The BDP-S1's analog composite and component video outputs differentiate it from most Blu-ray Disc players manufactured since the early 2010s, as all Blu-ray Disc players manufactured after 2013 no longer come equipped with analog composite and or component video outputs in order to deter video piracy.

===Load times===
The BDP-S1, being one of the earliest of the first generation Blu-ray Disc players, has much longer load times than later model BD players, around two to three minutes from the initial system power up to actual video playback. When the unit is fully powered up, playback is faster, taking approximately fifty to seventy seconds from disc insertion. However, this is not as fast as the PlayStation 3. Loading times are improved from the original version when updated to later firmware versions.

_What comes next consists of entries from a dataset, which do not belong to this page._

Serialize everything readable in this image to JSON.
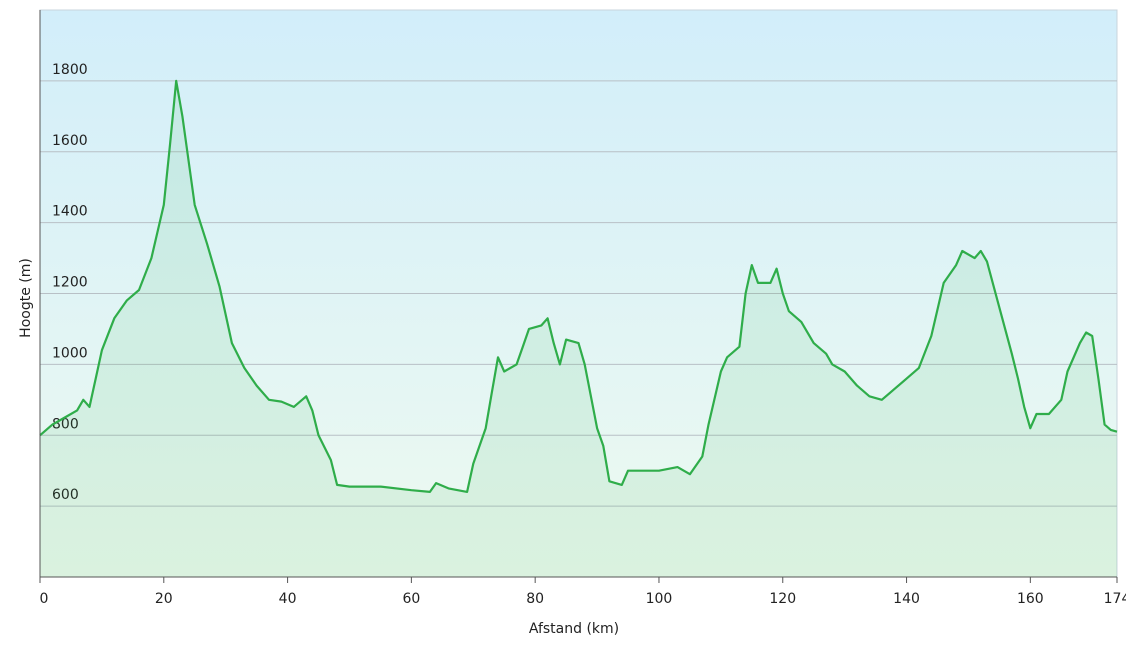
{
  "chart_data": {
    "type": "area",
    "x_label": "Afstand  (km)",
    "y_label": "Hoogte (m)",
    "x": [
      0,
      2,
      4,
      6,
      7,
      8,
      9,
      10,
      12,
      14,
      16,
      18,
      20,
      21,
      22,
      23,
      25,
      27,
      29,
      31,
      33,
      35,
      37,
      39,
      41,
      43,
      44,
      45,
      47,
      48,
      50,
      55,
      60,
      63,
      64,
      66,
      69,
      70,
      72,
      73,
      74,
      75,
      77,
      78,
      79,
      81,
      82,
      83,
      84,
      85,
      87,
      88,
      90,
      91,
      92,
      94,
      95,
      97,
      100,
      103,
      105,
      107,
      108,
      110,
      111,
      113,
      114,
      115,
      116,
      118,
      119,
      120,
      121,
      123,
      125,
      127,
      128,
      130,
      132,
      134,
      136,
      138,
      140,
      142,
      144,
      146,
      148,
      149,
      151,
      152,
      153,
      155,
      157,
      158,
      159,
      160,
      161,
      163,
      165,
      166,
      168,
      169,
      170,
      171,
      172,
      173,
      174
    ],
    "series": [
      {
        "color": "#2fad4a",
        "values": [
          800,
          830,
          850,
          870,
          900,
          880,
          960,
          1040,
          1130,
          1180,
          1210,
          1300,
          1450,
          1620,
          1800,
          1700,
          1450,
          1340,
          1220,
          1060,
          990,
          940,
          900,
          895,
          880,
          910,
          870,
          800,
          730,
          660,
          655,
          655,
          645,
          640,
          665,
          650,
          640,
          720,
          820,
          920,
          1020,
          980,
          1000,
          1050,
          1100,
          1110,
          1130,
          1060,
          1000,
          1070,
          1060,
          1000,
          820,
          770,
          670,
          660,
          700,
          700,
          700,
          710,
          690,
          740,
          830,
          980,
          1020,
          1050,
          1200,
          1280,
          1230,
          1230,
          1270,
          1200,
          1150,
          1120,
          1060,
          1030,
          1000,
          980,
          940,
          910,
          900,
          930,
          960,
          990,
          1080,
          1230,
          1280,
          1320,
          1300,
          1320,
          1290,
          1160,
          1030,
          960,
          880,
          820,
          860,
          860,
          900,
          980,
          1060,
          1090,
          1080,
          960,
          830,
          815,
          810
        ]
      }
    ],
    "xlim": [
      0,
      174
    ],
    "xticks": [
      0,
      20,
      40,
      60,
      80,
      100,
      120,
      140,
      160,
      174
    ],
    "ylim": [
      400,
      2000
    ],
    "yticks": [
      600,
      800,
      1000,
      1200,
      1400,
      1600,
      1800
    ],
    "grid": true
  }
}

===DVD-Audio, SACD, and Compact Disc playback===
The player is not compatible with any audio disc format, as a BD-only drive is used. However, playback of Compact Discs (CD) is possible when using the Asia-Pacific version of the BDP-S1, known as the BDP-S1E. A re-branded derivative version of the BDP-S1E with CD playback capability was later released in North American region, with the model number, BDP-S2000ES.